In April, when Sen. Joe Lieberman, I-Conn., was asked if presidential candidate Sen. Barack Obama was a Marxist, he replied: "I must say, that's a good question.... I will tell you that during this campaign, I've learned some things about him, about the kind of environment from which he came ideologically. And I wouldn't.... I'd hesitate to say he's a Marxist, but he's got some positions that are far to the left of me and I think mainstream America."
It was a good question, but there is a broader question: Will America hold to the principles of capitalism and free enterprise or will it embrace elements of socialism, Marxism, and communism? Those are our choices.
We must have the intellectual honesty and moral courage to debate the choices plainly, by proper definition and without equivocation or censorship. Words matter. The left avoids any use of the terms "socialism" or "Marxism." Conservatives have been intimidated into using childish euphemisms such as "nanny state."
Webster's dictionary defines "socialized medicine" as: "Medical and hospital services for the members of a class or population administered by an organized group (as a state agency) and paid for from funds obtained by assessments, philanthropy, or taxation." We should call it that, rather than "universal health care."
In May, two House Democrats called for nationalization of the U.S. oil industry. A June Rasmussen poll reported that 37 percent of Democrats liked the idea. Webster's defines "communism," in part, as: "A theory advocating elimination of private property" or "a totalitarian system of government in which a single authoritarian party controls state owned means of production with the professed aim of establishing a stateless society."
In 2004, U.S. Sen. Hillary Clinton, D-N.Y., said: "We're going to take things away from you on behalf of the common good." She could have easily quoted Karl Marx, who said "From each according to his ability, to each according to his need."

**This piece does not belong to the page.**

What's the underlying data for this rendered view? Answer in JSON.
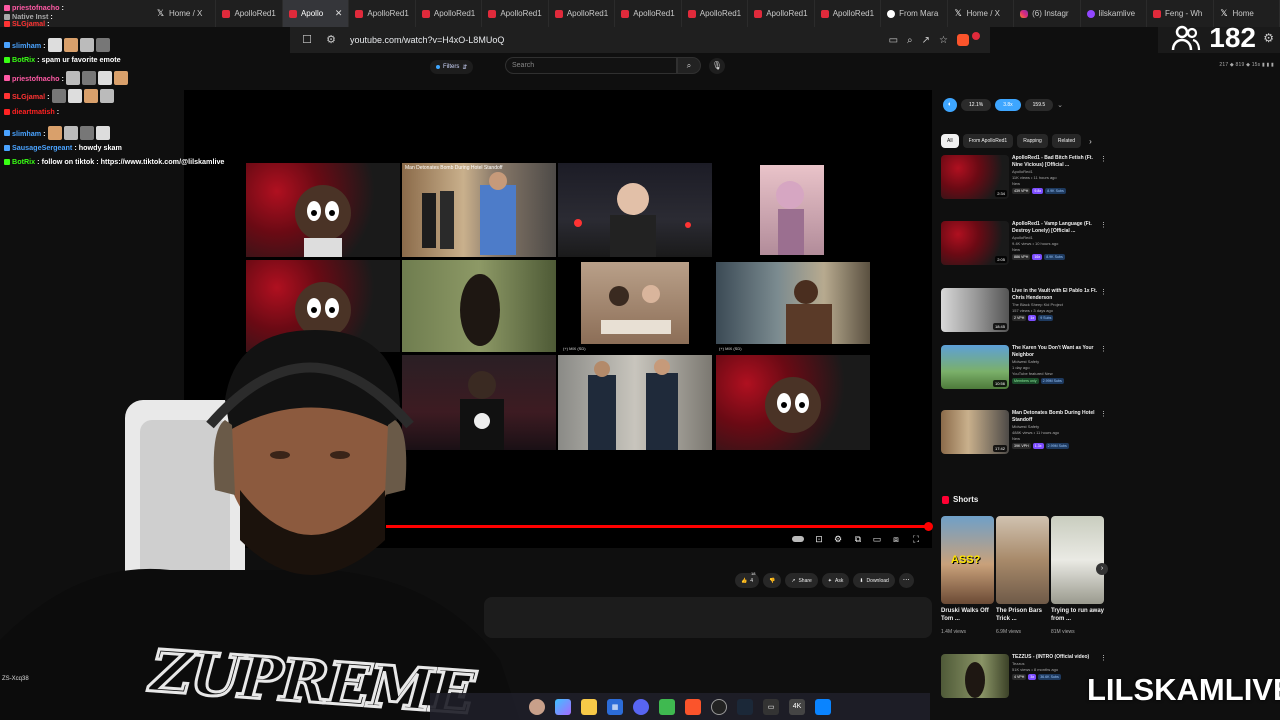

The Fairness Doctrine, favored by many Democrats, sounds wonderful, but it ironically disguises the ultimate objective: silencing conservative speech. Why not just call it the Kill Conservative Talk Doctrine?
We've come far from promises of "a chicken in every pot," to Barack Obama's June 3 declaration that "the chance to get a college education should not be a privilege for the wealthy few, but the birthright of every American." When did it become a birthright?
Michael Novak noted in his 1982 book "The Spirit of Democratic Capitalism" that many who have lived under socialism would find it hard to believe "that other human beings would fall for the same bundle of lies, half-truths, and distortions. Sadly, however, illusion is often sweeter to human taste than reality. The last Marxist in the world will probably be an American nun."
Norman Thomas, a U.S. Socialist Party presidential candidate in the 1940s, said: "The American people will never knowingly adopt socialism. But, under the name of 'liberalism,' they will adopt every fragment of the socialist program, until one day, America will be a socialist nation, without knowing how it happened." If it is to be, let's do it with our eyes open, aware of every ponderous step.
I understand why a person wouldn't look a gift horse in the mouth when promised "entitlements" or income redistribution or care whether it is called liberalism, progressivism, socialism, Marxism, communism, or "change." We at least should know whether it is a gift horse, or a Trojan horse, or a combination of the two.